Birkaç gün önceki saldırı girişiminden sonra, yeni önlemler alınmıştı ve bu önlemlerden birisi de, Yer üstündeki tek binaya yeni teknolojiyle bir alarm yerleştirilmesi olmuştu. Bu alarm zindanın üzerine hiç ses vermezken, yer altında bulunan ve önemli kişilerin bulunduğu odaların tamamında çalacak şekilde tasarlanmıştı ve çoktan bu alarma basılmıştı bile.

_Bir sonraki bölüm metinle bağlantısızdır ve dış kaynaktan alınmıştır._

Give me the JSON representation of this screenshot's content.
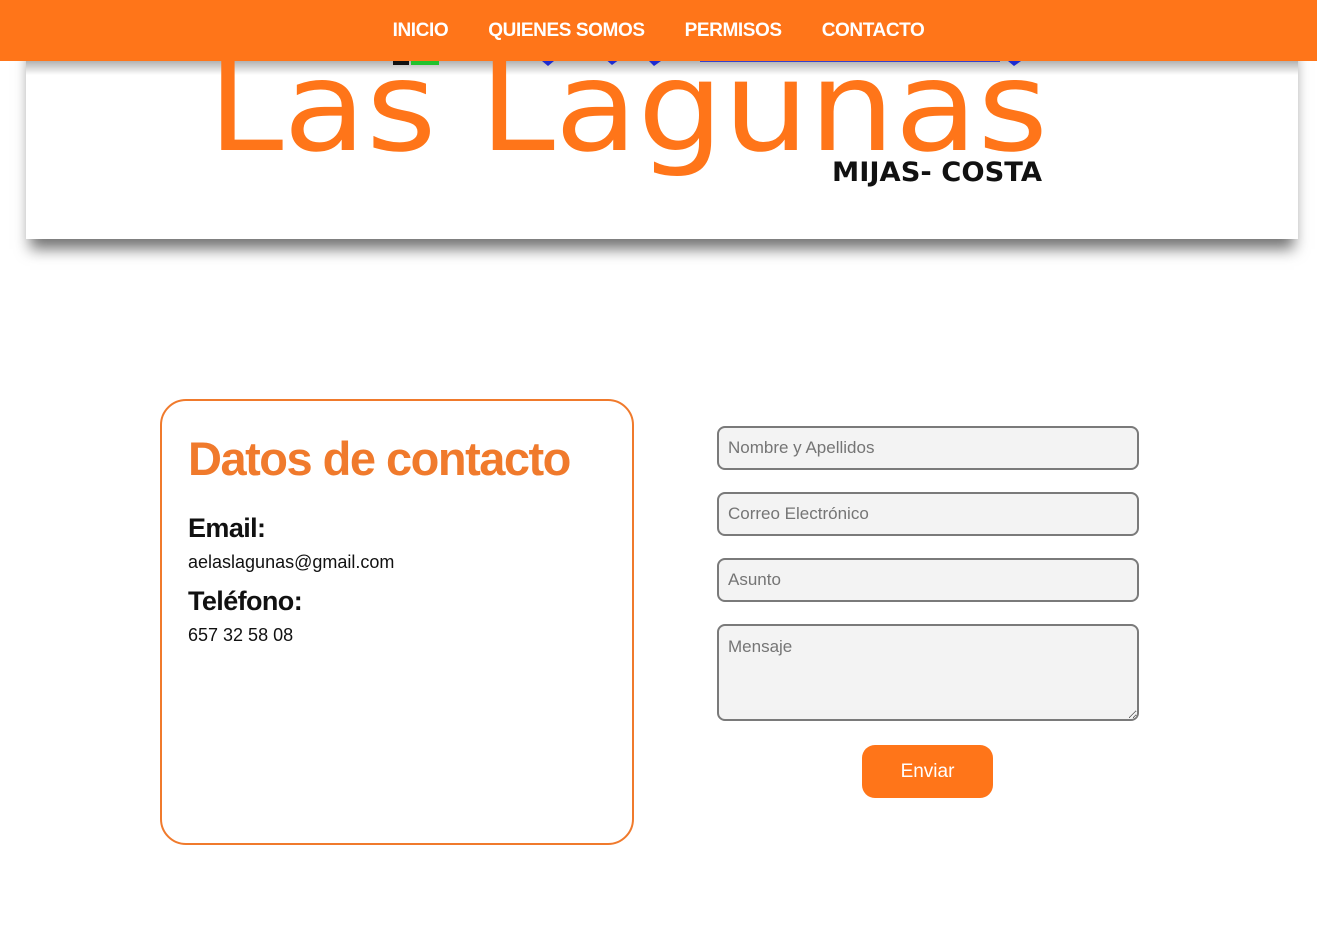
{
  "nav": {
    "items": [
      {
        "label": "INICIO"
      },
      {
        "label": "QUIENES SOMOS"
      },
      {
        "label": "PERMISOS"
      },
      {
        "label": "CONTACTO"
      }
    ]
  },
  "logo": {
    "title": "Las Lagunas",
    "subtitle": "MIJAS- COSTA",
    "colors": {
      "primary": "#ff7519",
      "subtitle": "#111111"
    }
  },
  "contact": {
    "title": "Datos de contacto",
    "email_label": "Email:",
    "email_value": "aelaslagunas@gmail.com",
    "phone_label": "Teléfono:",
    "phone_value": "657 32 58 08"
  },
  "form": {
    "name_placeholder": "Nombre y Apellidos",
    "email_placeholder": "Correo Electrónico",
    "subject_placeholder": "Asunto",
    "message_placeholder": "Mensaje",
    "submit_label": "Enviar"
  },
  "colors": {
    "accent": "#ff7519",
    "card_border": "#f07a2c",
    "input_bg": "#f3f3f3",
    "input_border": "#7a7a7a"
  }
}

Basan kişiyse bir başka korgeneral olan Pizarro idi.
Etrafta bir sürü düşük rütbeli asker belirmişti ve Jeoya yakın olmamaya dikkat ederek saldırılarını onun üzerine gönderiyorlardı. Sessiz olması gereken operasyon, şimdiden fazlaca curcunaya sebep olmuş gibi görünüyordu ve hiç kayıpsız geçilmesi amaçlanırken, en güçlü ikinci üyeleri olan Alper çoktan yaşamını yitirmişti. Jeo bir yandan karşısındaki orduyla nasıl baş edeceğinin hesaplarını yaparken, aklının bir köşesinde de beraber hareket ettikleri ekibin diğer üyelerinin akıbetini düşünüyordu.
Bu sırada üzerine gelen ok ve yaft yağmuru hiç kesilmiyordu ancak bu Jeonun ilerlemesine mani olamıyordu. Jeo üzeründe duran kalkandan dolayı, sadece önüne ve aşağıya görüş alabiliyorken birkaç adım sonra önünde duran bir çift bacak ve yeşil bir üniforma daha fark etti.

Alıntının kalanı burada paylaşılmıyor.